KI am Arbeitsplatz: Zwei Drittel würden das Rad gerne zurückdrehen
KI soll helfen, effizienter zu arbeiten. In vielen Fällen frustriert sie aber mehr, als sie hilft.Shutterstock / Kaspars Grinvalds
Auf den Hype um Künstliche Intelligenz (KI) scheint langsam die Ernüchterung zu folgen, insbesondere, was den Einsatz der Technologie am Arbeitsplatz angeht. So ergab die aktuelle Studie der Technologieberatung Adaptavist, dass 72 Prozent der Wissensarbeiter mit Sehnsucht auf das Arbeiten ohne KI zurückblicken. 41 Prozent würden GenAI-Tools am liebsten komplett abschaffen.
Für die Studie „Die Welt im Wandel: Der Preis der KI-Transformation“ wurden im Auftrag von Adaptavist weltweit 2.500 Fachkräfte befragt, darunter 500 Wissensarbeiter aus Deutschland.
Mehr Aufwand als Hilfe durch KI
Der Grund für die wachsende Abneigung, so die Autoren: Die Technologie komme ihrem Versprechen, Arbeitnehmende zu entlasten, nicht nach. Stattdessen erzeuge sie vielmehr neuen Druck, den das Personal aushalten müsse.
So gaben 39 Prozent der deutschen Teilnehmenden an, mittlerweile mehr Zeit dafür aufzuwenden, KI-Ergebnisse zu überprüfen, korrigieren und validieren, als tatsächlich einzusparen.
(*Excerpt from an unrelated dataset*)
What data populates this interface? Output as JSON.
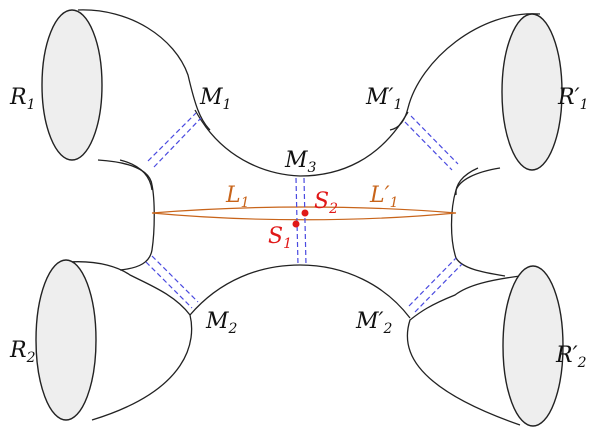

42 Prozent der Befragten aus Deutschland sind zudem der Meinung, dass schlechte von KI erzeugte Ergebnisse die eigenen Projekte ausbremsten. Fast die Hälfte (49 Prozent) gibt sogar an, solche fehlerhaften KI-Resultate würden die Effizienz ihres gesamten Teams reduzieren.
Mensch gegen Maschine
Zusätzlich sind die Teilnehmenden der Meinung, dass KI beziehungsweise GenAI den Wert ihrer qualifizierten Arbeit mindere. Die Hauptkritikpunkte dabei:
KI schränke ihre Kreativität ein (25 Prozent).
Überwachung und Datenschutz bereite ihnen Sorgen (25 Prozent).
Die Technologie könne missbraucht werden (20 Prozent).
Ihre Arbeit werde durch „KI-Müll“ (AI Slop) weniger sinnvoll, fühle sich aber mehr repetitiv an (45 Prozent), was auch 37 Prozent von ihnen demotiviere.
Darüber hinaus sind die Befragten der Ansicht, dass AI Slop ihren Arbeitsplatz träger und unübersichtlicher erscheinen lasse.
Mitarbeitende lehnen nur den falschen Einsatz von KI ab
Trotz aller gefühlten Missstände lehnen die Umfrageteilnehmer KI jedoch nicht generell ab: Hierzulande gaben zwei Drittel vielmehr an, sie würden sich sogar wünschen, dass ihr Unternehmen mehr KI einsetzt. Fast ebenso viele vertrauen darauf, dass KI ethisch einwandfrei eingesetzt wird (64 Prozent) und bei der Einführung transparent vorgegangen wurde (62 Prozent).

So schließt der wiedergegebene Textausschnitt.